Funny how that was one of the first few things I had to teach myself, as distrib...

Funny how that was one of the first few things I had to teach myself, as distributed systems was something that only the biggest businesses had when I started school, and so, the curriculum didn't exist yet.

Hadoop is not exactly the best example of distributed, but it does contain all the core components. If you want a highly efficient, distributed system, then I suggest one tries to write their own. This ground is still being tested.

Sockets and asyncrony are tricky things, and I'm sure there exist better ways of achieving distributed computing.

1) Compute-intensive, job-centric? 2) Compute-intensive, parallel reductions? 3) Database-intensive, map-reduce? 4) Database-intensive, sharded, non-normalized? ...
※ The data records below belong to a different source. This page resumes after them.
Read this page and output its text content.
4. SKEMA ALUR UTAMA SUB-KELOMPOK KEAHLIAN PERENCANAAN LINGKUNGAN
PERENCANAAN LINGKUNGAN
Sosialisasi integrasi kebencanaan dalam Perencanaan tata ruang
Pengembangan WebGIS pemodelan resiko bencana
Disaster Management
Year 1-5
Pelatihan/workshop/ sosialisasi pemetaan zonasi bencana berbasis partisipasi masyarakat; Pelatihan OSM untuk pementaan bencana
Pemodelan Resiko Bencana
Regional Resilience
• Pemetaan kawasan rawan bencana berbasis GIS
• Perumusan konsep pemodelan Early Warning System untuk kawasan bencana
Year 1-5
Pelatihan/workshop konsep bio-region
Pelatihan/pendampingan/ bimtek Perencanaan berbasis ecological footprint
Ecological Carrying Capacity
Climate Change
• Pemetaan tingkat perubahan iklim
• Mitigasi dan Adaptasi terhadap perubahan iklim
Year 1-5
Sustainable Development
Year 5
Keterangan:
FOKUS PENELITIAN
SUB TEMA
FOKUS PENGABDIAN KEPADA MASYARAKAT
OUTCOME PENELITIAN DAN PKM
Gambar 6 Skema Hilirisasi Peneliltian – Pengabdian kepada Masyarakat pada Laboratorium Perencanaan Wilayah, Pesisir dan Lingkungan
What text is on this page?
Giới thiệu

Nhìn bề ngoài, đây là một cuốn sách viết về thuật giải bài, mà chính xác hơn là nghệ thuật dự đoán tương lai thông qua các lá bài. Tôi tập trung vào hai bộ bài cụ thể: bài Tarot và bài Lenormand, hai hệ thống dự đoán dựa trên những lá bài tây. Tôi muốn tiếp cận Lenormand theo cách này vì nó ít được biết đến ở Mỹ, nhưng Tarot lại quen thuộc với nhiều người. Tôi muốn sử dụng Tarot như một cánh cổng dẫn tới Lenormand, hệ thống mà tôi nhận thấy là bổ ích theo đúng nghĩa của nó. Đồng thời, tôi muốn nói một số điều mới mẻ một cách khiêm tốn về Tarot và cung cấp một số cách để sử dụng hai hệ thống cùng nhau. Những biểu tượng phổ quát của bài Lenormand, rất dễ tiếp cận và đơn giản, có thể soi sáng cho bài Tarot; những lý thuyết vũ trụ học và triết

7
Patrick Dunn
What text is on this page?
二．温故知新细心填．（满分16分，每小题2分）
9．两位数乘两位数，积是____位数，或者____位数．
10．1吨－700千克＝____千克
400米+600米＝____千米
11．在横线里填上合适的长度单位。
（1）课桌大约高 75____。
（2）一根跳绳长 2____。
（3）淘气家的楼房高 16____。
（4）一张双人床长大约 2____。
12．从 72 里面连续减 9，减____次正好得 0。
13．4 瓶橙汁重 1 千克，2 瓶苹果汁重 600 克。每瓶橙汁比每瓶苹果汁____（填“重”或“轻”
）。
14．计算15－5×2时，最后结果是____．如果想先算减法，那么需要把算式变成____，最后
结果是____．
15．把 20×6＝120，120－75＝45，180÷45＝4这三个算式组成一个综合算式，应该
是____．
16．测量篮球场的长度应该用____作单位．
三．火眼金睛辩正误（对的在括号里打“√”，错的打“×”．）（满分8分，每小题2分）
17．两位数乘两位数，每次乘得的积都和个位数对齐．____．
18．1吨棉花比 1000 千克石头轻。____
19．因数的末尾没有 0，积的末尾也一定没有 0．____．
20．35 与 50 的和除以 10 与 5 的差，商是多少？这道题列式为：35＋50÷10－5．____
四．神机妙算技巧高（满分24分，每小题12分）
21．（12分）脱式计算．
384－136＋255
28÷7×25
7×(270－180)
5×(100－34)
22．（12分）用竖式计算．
The various forms of distributed systems is something that many people don't fully grasp. It's rather easy to build your own #1 or #3 (hadoop). Facebook has done an alright job at #4. Parallel reductions on distributed systems... I'm thinking million factor by billion-row matricies. That is something that we have yet to explore. Sure, we've done thousand-factor by billion row no problem. That's essentially a map-reduce. But doing the matrix reductions on 1e6 by 1e9+ is not something typically done. ... at all. One would need to find alternate ways of representing those 1e6 features as separate matrices... perhaps some form of Bernoulli/Bayes combination and increase the number of operations by 1000-fold.

// Forgive me for the rant. This is something I do like to think of in my spare time. You're right in that self-taught's don't have this skill. My value-add is that a lot of school-educated don't possess this skill either.